Waikiki Wedding delivers a bit more than you would expect from one of Bing Crosby's musical trifles of the 1930's. A couple of hit songs, some dynamic dance numbers, and a lot of genuinely funny, if somewhat broad, gags from rustic Arkansas comedian Bob Burns and big-mouth comedienne Martha Raye. Burns and Rae get riotous support in their department from a certain pal of theirs we'll get to later.
This very likable, laid-back musical comedy is set in romantic, tuneful Hawaii, never mind the cast never actually got any closer to said Pacific isles than the Los Angeles Arboretum and Botanic Garden. If the lavishly constructed sets looked like Hawaii, who cares. The huge cast of Hawaiian natives were all natives, all right. Well, at least two or three were genuine Hawaiians, but the others were all natives -- of Mexico, Latin America, and well...Chicago, maybe. Who cares, it was such great fun! Great music, great singing by Bing and minor leading lady but major singer Shirley Ross, and the "Hawaiian" chorus. Accademy Award nominated dance direction with a terrific foot-stomping number on tom-toms by a well-constructed, Latino-looking babe. The aforementioned broad humor by Burns, Raye, and a platoon of wacky character actors led by George Barbier and a bespectacled Leif Erickson, demonstrating that he had more than a serious side.

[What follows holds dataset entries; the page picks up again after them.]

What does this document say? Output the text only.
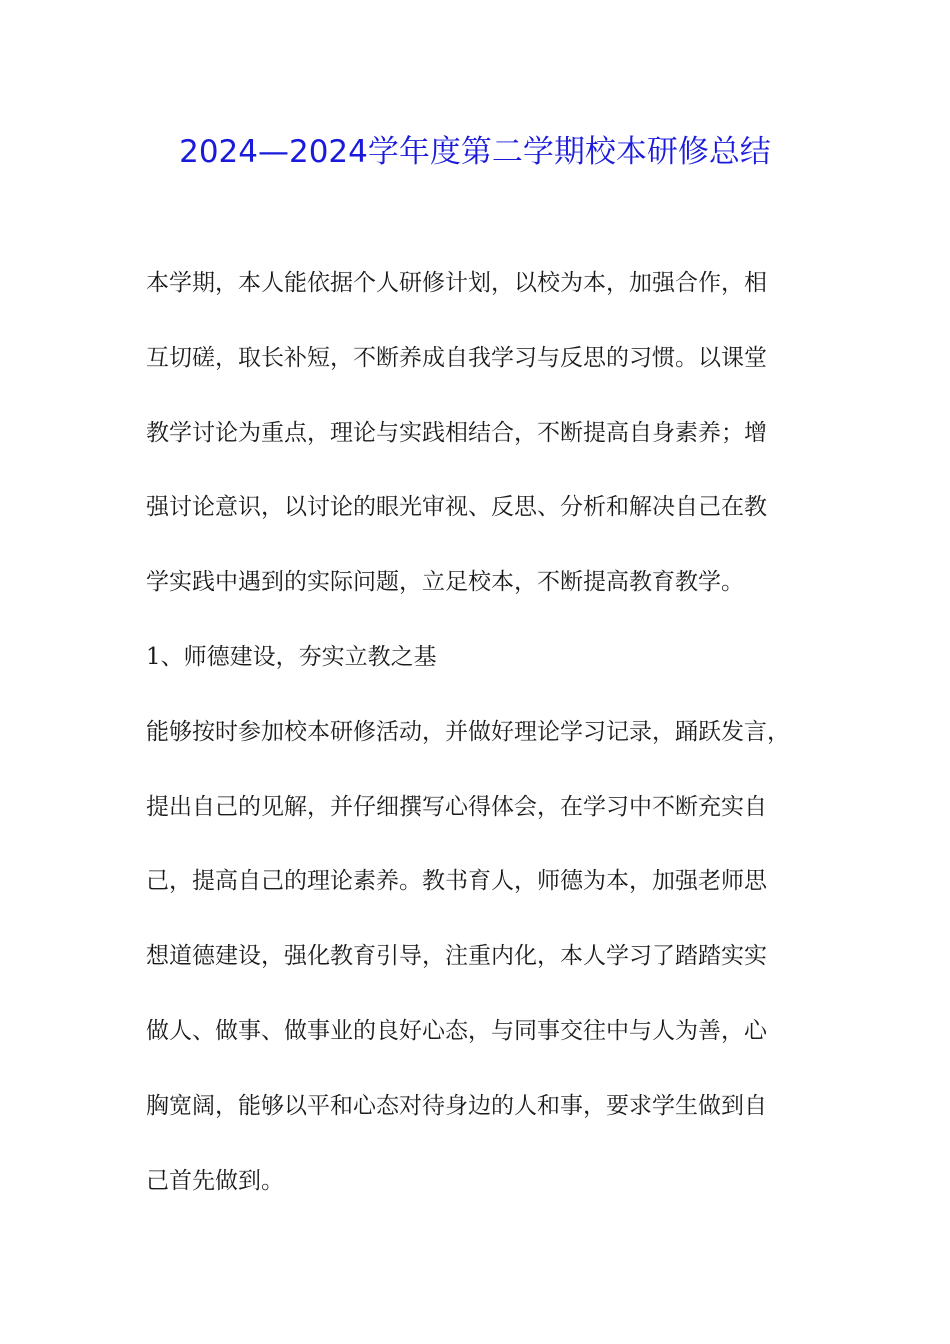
2024—2024学年度第二学期校本研修总结

本学期，本人能依据个人研修计划，以校为本，加强合作，相

互切磋，取长补短，不断养成自我学习与反思的习惯。以课堂

教学讨论为重点，理论与实践相结合，不断提高自身素养；增

强讨论意识，以讨论的眼光审视、反思、分析和解决自己在教

学实践中遇到的实际问题，立足校本，不断提高教育教学。

1、师德建设，夯实立教之基

能够按时参加校本研修活动，并做好理论学习记录，踊跃发言，

提出自己的见解，并仔细撰写心得体会，在学习中不断充实自

己，提高自己的理论素养。教书育人，师德为本，加强老师思

想道德建设，强化教育引导，注重内化，本人学习了踏踏实实

做人、做事、做事业的良好心态，与同事交往中与人为善，心

胸宽阔，能够以平和心态对待身边的人和事，要求学生做到自

己首先做到。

This little movie coughed up two hit songs: Accademy Award-winning Sweet Leilani, written by Harry Owens and sung by Bing and chorus, and Blue Hawaii, written by Ralf Raigner and Leo Robin and sung several times by Crosby, Ross, and chorus. While Sweet Leilani got the honors in 1937, Blue Hawaii has proved the more durable, going through several revivals the next three decades, and remaining popular even today. Miss Ross only got one solo song, A Little Hula Heaven, in which to really show what a good voice she had.
Bob Burns' folksy, humorous philosophizing and Martha Raye's mugging slapstick will not be appreciated by all, especially those too sophisticated to have a good belly laugh. I liked Burns, but then I'm a hick, too. I tried not to like Martha, but I found myself laughing at her anyway. But the funniest and most charismatic character in this enjoyable picture was, without doubt, Burns' pet pig Wolford! Yours truly usually hates cutesy animals in movies (see my review of We're Not Dressing), but with two exceptions: pigs and chickens, both of which are funny no matter what they are doing. This little Wolford guy was a riot all the way! Surely that porker must have been the great-great-great-great-grandfather of Arnold Ziffel. As you listen to Bob Burns and watch the antics of Wolford, you may start feeling like you have gone to Green Acres.
But never mind, there is a lot for everyone in this entertaining, well turned out Crosby musical comedy Waikiki Wedding.